Vendredi 3 Janvier 2025

Partenaire de festivals d’humour tels que Namur is a joke ou Il est temps d’en rire, la SACD s’associe aujourd’hui avec fierté au FIRR, ce festival belge emblématique qui, avec une programmation répartie sur trois semaines, s’est donné pour mission de promouvoir les talents de demain. Pour marquer ce partenariat et le soutien apporté à la résidence, elle vous invite à découvrir Ilona, son autrice en résidence à Rochefort. 

Rencontre par Isabelle Plumhans

On la découvre, Ilona, dans les locaux de la MEDAA. Gouaille, voix portante, humour omniprésent et documenté. Elle qui du haut de ses 25 ans a essayé mille choses, s'est parfois pris les pieds dans le tapis, a galéré, et a décidé de faire de ses échecs un spectacle, épaulée par la première résidence d’artiste mise en place par le Festival International du Rire de Rochefort – le FIRR. Résidence à laquelle la SACD s’est associée en co-finançant une bourse de 1.000€ remise à l'auteur ou l'autrice sélectionné.e. Rencontre.

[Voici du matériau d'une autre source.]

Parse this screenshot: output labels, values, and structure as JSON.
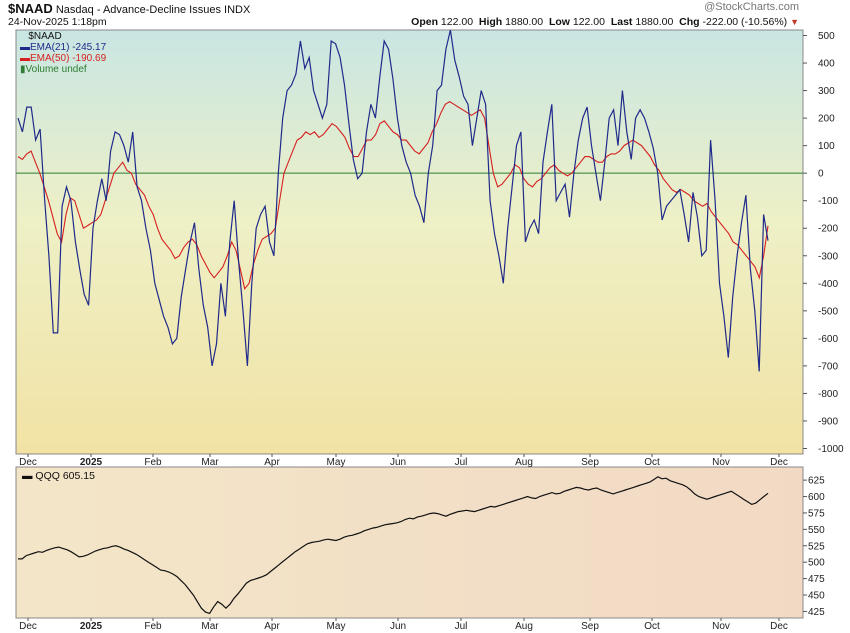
{
  "header": {
    "symbol": "$NAAD",
    "name": "Nasdaq - Advance-Decline Issues",
    "exchange": "INDX",
    "date": "24-Nov-2025 1:18pm",
    "watermark": "@StockCharts.com",
    "open_label": "Open",
    "open": "122.00",
    "high_label": "High",
    "high": "1880.00",
    "low_label": "Low",
    "low": "122.00",
    "last_label": "Last",
    "last": "1880.00",
    "chg_label": "Chg",
    "chg": "-222.00 (-10.56%)",
    "chg_arrow": "▼"
  },
  "legend": {
    "title": "$NAAD",
    "ema21": "EMA(21) -245.17",
    "ema50": "EMA(50) -190.69",
    "volume": "Volume undef"
  },
  "colors": {
    "naad": "#1f2a8a",
    "ema50": "#d62020",
    "qqq": "#111111",
    "zero_line": "#2e7d32"
  },
  "chart_data": [
    {
      "type": "line",
      "title": "$NAAD",
      "y_ticks": [
        500,
        400,
        300,
        200,
        100,
        0,
        -100,
        -200,
        -300,
        -400,
        -500,
        -600,
        -700,
        -800,
        -900,
        -1000
      ],
      "ylim": [
        -1020,
        520
      ],
      "x_ticks": [
        "Dec",
        "2025",
        "Feb",
        "Mar",
        "Apr",
        "May",
        "Jun",
        "Jul",
        "Aug",
        "Sep",
        "Oct",
        "Nov",
        "Dec"
      ],
      "reference_line": 0,
      "series": [
        {
          "name": "EMA(21)",
          "values": [
            200,
            150,
            240,
            240,
            120,
            160,
            -90,
            -300,
            -580,
            -580,
            -120,
            -50,
            -100,
            -250,
            -350,
            -440,
            -480,
            -200,
            -100,
            -20,
            -100,
            80,
            150,
            140,
            100,
            40,
            150,
            -50,
            -100,
            -200,
            -280,
            -400,
            -460,
            -520,
            -560,
            -620,
            -600,
            -450,
            -350,
            -250,
            -180,
            -350,
            -480,
            -560,
            -700,
            -620,
            -400,
            -520,
            -250,
            -100,
            -320,
            -500,
            -700,
            -400,
            -200,
            -150,
            -120,
            -250,
            -300,
            0,
            200,
            300,
            320,
            360,
            480,
            380,
            420,
            300,
            250,
            200,
            250,
            480,
            470,
            420,
            320,
            180,
            50,
            -20,
            0,
            150,
            250,
            200,
            350,
            480,
            450,
            340,
            200,
            100,
            40,
            0,
            -80,
            -120,
            -180,
            0,
            100,
            300,
            320,
            450,
            520,
            410,
            350,
            280,
            250,
            100,
            200,
            300,
            250,
            -100,
            -220,
            -300,
            -400,
            -200,
            -50,
            100,
            150,
            -250,
            -200,
            -170,
            -220,
            40,
            150,
            250,
            -100,
            -70,
            -40,
            -160,
            0,
            120,
            200,
            240,
            100,
            0,
            -100,
            40,
            200,
            230,
            100,
            300,
            150,
            50,
            200,
            230,
            200,
            150,
            90,
            0,
            -170,
            -120,
            -100,
            -80,
            -60,
            -150,
            -250,
            -70,
            -160,
            -300,
            -280,
            120,
            -100,
            -400,
            -520,
            -670,
            -450,
            -300,
            -180,
            -80,
            -350,
            -500,
            -720,
            -150,
            -245
          ]
        },
        {
          "name": "EMA(50)",
          "values": [
            60,
            50,
            70,
            80,
            40,
            0,
            -50,
            -100,
            -160,
            -220,
            -250,
            -150,
            -90,
            -100,
            -150,
            -200,
            -190,
            -180,
            -170,
            -150,
            -100,
            -50,
            0,
            20,
            40,
            10,
            0,
            -40,
            -60,
            -80,
            -120,
            -150,
            -200,
            -240,
            -260,
            -280,
            -310,
            -300,
            -270,
            -250,
            -240,
            -260,
            -300,
            -330,
            -360,
            -380,
            -360,
            -340,
            -300,
            -250,
            -280,
            -350,
            -420,
            -400,
            -330,
            -280,
            -240,
            -230,
            -220,
            -200,
            -100,
            0,
            40,
            80,
            120,
            130,
            150,
            140,
            150,
            130,
            140,
            160,
            180,
            170,
            150,
            130,
            90,
            60,
            60,
            90,
            120,
            120,
            140,
            180,
            190,
            170,
            150,
            140,
            120,
            120,
            100,
            80,
            70,
            90,
            110,
            150,
            180,
            220,
            250,
            260,
            250,
            240,
            230,
            220,
            210,
            220,
            230,
            200,
            100,
            0,
            -50,
            -40,
            -20,
            0,
            30,
            20,
            -20,
            -40,
            -50,
            -30,
            -20,
            0,
            20,
            30,
            10,
            0,
            -10,
            0,
            20,
            40,
            60,
            60,
            50,
            40,
            40,
            60,
            70,
            70,
            80,
            100,
            110,
            120,
            110,
            100,
            80,
            60,
            30,
            10,
            -20,
            -40,
            -60,
            -70,
            -60,
            -70,
            -80,
            -100,
            -110,
            -120,
            -110,
            -140,
            -160,
            -180,
            -200,
            -220,
            -250,
            -260,
            -280,
            -300,
            -320,
            -340,
            -380,
            -300,
            -191
          ]
        }
      ]
    },
    {
      "type": "line",
      "title": "QQQ 605.15",
      "y_ticks": [
        625,
        600,
        575,
        550,
        525,
        500,
        475,
        450,
        425
      ],
      "ylim": [
        415,
        645
      ],
      "x_ticks": [
        "Dec",
        "2025",
        "Feb",
        "Mar",
        "Apr",
        "May",
        "Jun",
        "Jul",
        "Aug",
        "Sep",
        "Oct",
        "Nov",
        "Dec"
      ],
      "series": [
        {
          "name": "QQQ",
          "values": [
            505,
            505,
            510,
            512,
            514,
            516,
            515,
            518,
            520,
            522,
            523,
            521,
            519,
            516,
            512,
            508,
            509,
            511,
            514,
            517,
            519,
            521,
            522,
            524,
            525,
            523,
            520,
            518,
            515,
            512,
            508,
            504,
            500,
            496,
            492,
            488,
            487,
            485,
            482,
            478,
            472,
            466,
            458,
            450,
            440,
            430,
            424,
            422,
            432,
            440,
            436,
            430,
            436,
            445,
            452,
            460,
            468,
            472,
            474,
            476,
            478,
            481,
            486,
            491,
            496,
            501,
            506,
            511,
            516,
            520,
            524,
            528,
            530,
            531,
            532,
            534,
            535,
            534,
            533,
            535,
            538,
            540,
            541,
            543,
            545,
            548,
            550,
            552,
            553,
            555,
            557,
            558,
            559,
            560,
            562,
            565,
            567,
            566,
            569,
            570,
            572,
            574,
            575,
            574,
            572,
            570,
            573,
            575,
            577,
            578,
            579,
            578,
            577,
            579,
            581,
            583,
            585,
            584,
            586,
            588,
            590,
            592,
            594,
            596,
            598,
            600,
            598,
            597,
            600,
            602,
            604,
            606,
            604,
            605,
            608,
            610,
            612,
            614,
            613,
            611,
            610,
            612,
            613,
            610,
            608,
            606,
            604,
            606,
            608,
            610,
            612,
            614,
            616,
            618,
            620,
            622,
            626,
            630,
            627,
            628,
            624,
            622,
            620,
            618,
            615,
            610,
            604,
            600,
            598,
            596,
            598,
            600,
            602,
            604,
            606,
            608,
            604,
            600,
            596,
            592,
            588,
            590,
            595,
            600,
            605
          ]
        }
      ]
    }
  ]
}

 « J'étais forte à l'école. J'ai très bien réussi la primaire, le secondaire. » Puis après elle a morflé. Pour se couler dans un moule, peut-être ? Parce qu'elle, elle avait en commençant ses études, ce souci : « avoir le cachet de l'intelligence ». Suivre les traces professionnelles d'un père, entre autre. Sauf qu'elle tend à autre chose. « J'ai voulu avoir une vraie carrière. Mais j'ai brillamment raté mes études. » Soit le droit- deux ans, la comm'- trois mois, la littérature- une après-midi, puis les examens d'entrée à l'INSAS. Enfin, la biologie et les sciences biomédicales. « J'aime trop tout, je suis obsédée par la science », nous confie la jeune femme, voix rauque et thé matcha à la main, qui nous dira plus loin dans l'entretien : « quand je m'ennuie, je résous des problèmes de chimie. Ça m'apaise. » Surtout que pour elle, la science, ça donne ce « cachet d'intelligence » tant souhaité. Sauf que tout ça ne fait pas vibrer. Parce qu'Ilona a beau se passionner pour diverses matières, elle ne ressent pas ce truc dans le ventre, quand elle s'attelle à une chose, qui fait qu'on sait qu'on est au bon endroit, au bon moment.

Vibrer pour créer

Mais il suffira de presque rien. Ce seront ses copines de fac : « Je les faisais rire pendant la pause, en blocus. J'ai toujours eu ce rôle de comique, déjà dans la famille. À un moment où j'étais un peu moins bien, sans me le dire, elles m'ont offert un billet pour un spectacle au Kings. » Elle va au spectacle, elle voit, et elle comprend que c'est ça qu'elle veut faire, qui la fait vibrer. Donc, panache en poche, gouaille, humour documenté et voix rocailleuse, elle interpelle le directeur de ce fameux lieu de stand up bruxellois : elle veut travailler ici ! Elle obtient un « Open Mic », moment où de jeunes pousses prennent le micro pendant quelques minutes, ou plus, ou moins. Et elle se lance dans une carrière d'apprentie stand-uppeuse. C'est là, dit-elle, qu'elle a enfin conn​u ce sentiment, dans le ventre, « que tu es à la bonne place ».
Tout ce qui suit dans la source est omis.